Yahoo Finance Live anchors discuss the U.S. Consumer Financial Protection Bureau’s plans to regulate buy now, pay later companies like Affirm and Klarna.

Video Transcript

[AUDIO LOGO]

JULIE HYMAN: Yeah, another mover we're watching or movers we're watching are "buy now, pay later" companies, like Affirm. Shares are moving down, ooh, 6.66% this morning after the US Consumer Financial Protection Bureau announced plans to begin regulating businesses, like Affirm, Block-- well, or Afterpay, which is owned by Block, PayPal, Klarna, due to worries that the "buy now, pay later" products are harming consumers. A total of $24 billion was loaned out in 2021 through these types of companies. And so we are seeing them decline.

By the way, Affirm did comment to us in a statement regarding all of this, talking about what it's going to mean for the company. And Affirm says, it's operated on principles of transparency. It's put people first. You can see there that it "represents a big step forward for consumers." And so they're trying to say that this is actually not automatically, right, Sozz? A bad thing for these companies.

BRIAN SOZZI: Yeah, and no this did not-- regulation, full disclosure-- not come up. We talked with Max Levchin, the founder and CEO of Affirm at the Goldman conference. That interview is now on our homepage. We talk more about what they're building and a look towards next year.

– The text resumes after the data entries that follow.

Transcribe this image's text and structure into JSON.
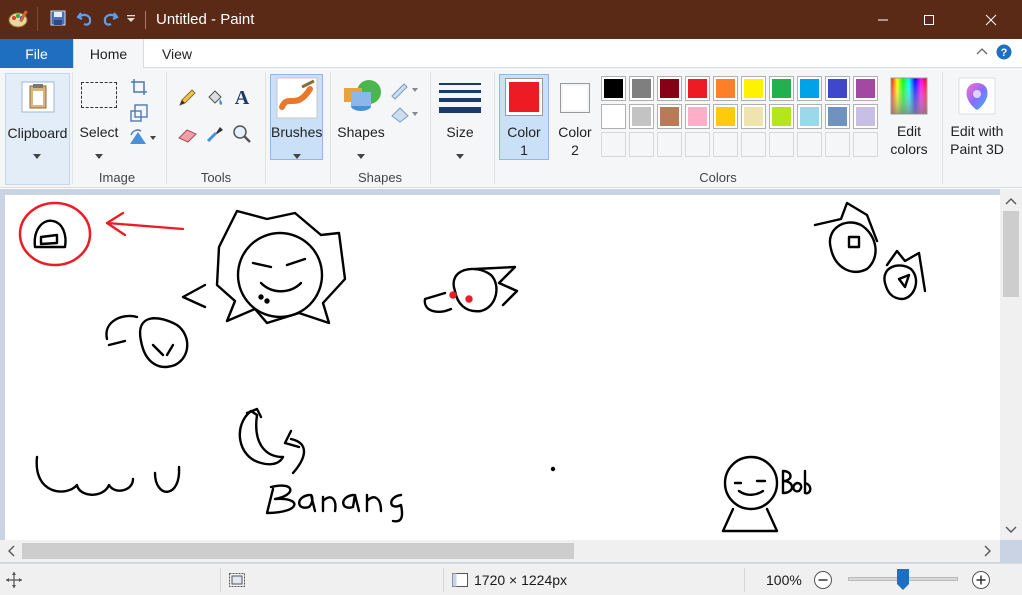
{
  "window": {
    "title": "Untitled - Paint",
    "qat_icons": [
      "paint-app-icon",
      "save-icon",
      "undo-icon",
      "redo-icon",
      "customize-qat-icon"
    ]
  },
  "tabs": {
    "file": "File",
    "home": "Home",
    "view": "View"
  },
  "ribbon": {
    "clipboard": {
      "label": "Clipboard"
    },
    "image": {
      "select_label": "Select",
      "group_label": "Image"
    },
    "tools": {
      "group_label": "Tools"
    },
    "brushes": {
      "label": "Brushes"
    },
    "shapes": {
      "label": "Shapes",
      "group_label": "Shapes"
    },
    "size": {
      "label": "Size"
    },
    "color1": {
      "label_line1": "Color",
      "label_line2": "1",
      "value": "#ed1c24"
    },
    "color2": {
      "label_line1": "Color",
      "label_line2": "2",
      "value": "#ffffff"
    },
    "colors_group_label": "Colors",
    "edit_colors": {
      "line1": "Edit",
      "line2": "colors"
    },
    "edit_3d": {
      "line1": "Edit with",
      "line2": "Paint 3D"
    },
    "palette_row1": [
      "#000000",
      "#7f7f7f",
      "#880015",
      "#ed1c24",
      "#ff7f27",
      "#fff200",
      "#22b14c",
      "#00a2e8",
      "#3f48cc",
      "#a349a4"
    ],
    "palette_row2": [
      "#ffffff",
      "#c3c3c3",
      "#b97a57",
      "#ffaec9",
      "#ffc90e",
      "#efe4b0",
      "#b5e61d",
      "#99d9ea",
      "#7092be",
      "#c8bfe7"
    ]
  },
  "canvas": {
    "doodle_words": [
      "UwU",
      "Banana",
      "Bob"
    ]
  },
  "status": {
    "image_size": "1720 × 1224px",
    "zoom": "100%",
    "zoom_level": 0.5
  }
}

And to that end, it was interesting, he said he has not still, has not sold a single share of Affirm yet. So I thought that was an interesting takeaway. But again, the market is looking at this news here this morning, thinking, regulation? Maybe profits get hit. So that's how they're reading through it.

BRAD SMITH: You know, as we think about how many consumers are leaning into "buy now, pay later" options and paying over time, I think even as we were looking at some of the data that was coming out from Mastercard earlier this week and the projections of how much more consumers are expected to spend over the course of this holiday season, some of the regulation that comes forward for "buy now, pay later," it's not all bad.

Because at the end of the day, if you have more consumers leaning into credit right now, you don't want to have a credit crisis trigger where so many people are taking on debt that they're not equipped to pay off over an extended period of time. And that's not knowing where unemployment is also going to rise in the future as well.

And so you kind of combine those two things together, looking out for and looking to protect the end consumer. I think that's a critical part of this. But then at the end of the day, it also still does affect some of the ability for growth for these companies, too, in the interim period.

BRIAN SOZZI: My Lamborghini is on Affirm. You know, I pay it off next month.

BRAD SMITH: [LAUGHS] Yeah.

BRIAN SOZZI: I'm excited. No, I'm totally kidding. I don't have a Lamborghini. Only kidding. No Lamborghini. No, no, no. No Lamborghini.

JULIE HYMAN: I was talking to a friend recently who tried to buy some furniture using Affirm, just to test out the service. And she wasn't approved, even though--

BRAD SMITH: Interesting.

JULIE HYMAN: --shall we say, you would think that her credit wouldn't be an issue. But who knows.